Online Controlled Experiments, Learning From Running A/B/n Tests At Scale

The SIAM Student chapter and the Statistics department will be hosting a joint seminar by Kaska Adoteye, a data scientist from Microsoft and NC State alumni.

The seminar is at 4:30-5:30 PM in SAS 1216.

Abstract: How much is an idea really worth? What defines success for a product? How can we quantify “better” or “worse”? At Microsoft we have tens of thousands of engineers and data scientists trying to improve products that touch over a billion people worldwide. The data scale is enormous, and we’re trying to learn from that data daily. How can we do this effectively? The Internet provides developers of connected software, including web sites, applications, and devices, an unprecedented opportunity to accelerate innovation by evaluating ideas quickly and accurately using trustworthy controlled experiments (e.g., A/B tests and their generalizations).
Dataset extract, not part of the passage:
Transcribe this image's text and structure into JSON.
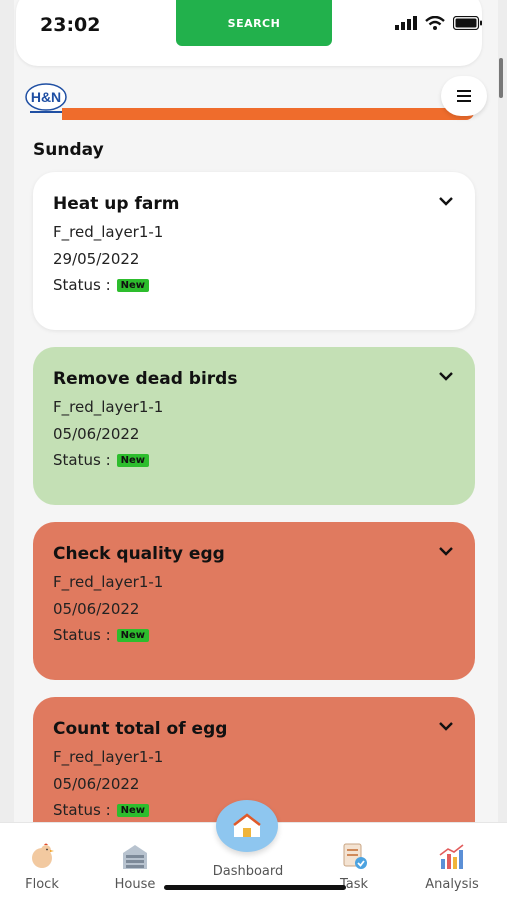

From front-end user-interface changes to backend recommendation systems and relevance algorithms, from search engines (e.g., Google, Microsoft’s Bing, Yahoo) to retailers (e.g., Amazon, eBay, Netflix, Etsy) to social networking services (e.g., Facebook, LinkedIn, Twitter) to Travel services (e.g., Expedia, Airbnb, Booking.com) to many startups, online controlled experiments are now utilized to make data-driven decisions at a wide range of companies. While the theory of a controlled experiment is simple, and dates back to Sir Ronald A. Fisher’s experiments at the Rothamsted Agricultural Experimental Station in England in the 1920s, the deployment and mining of online controlled experiments at scale and deployment of online controlled experiments across dozens of web sites and applications has taught us many lessons. We provide an introduction, share real examples, key lessons, and cultural challenges.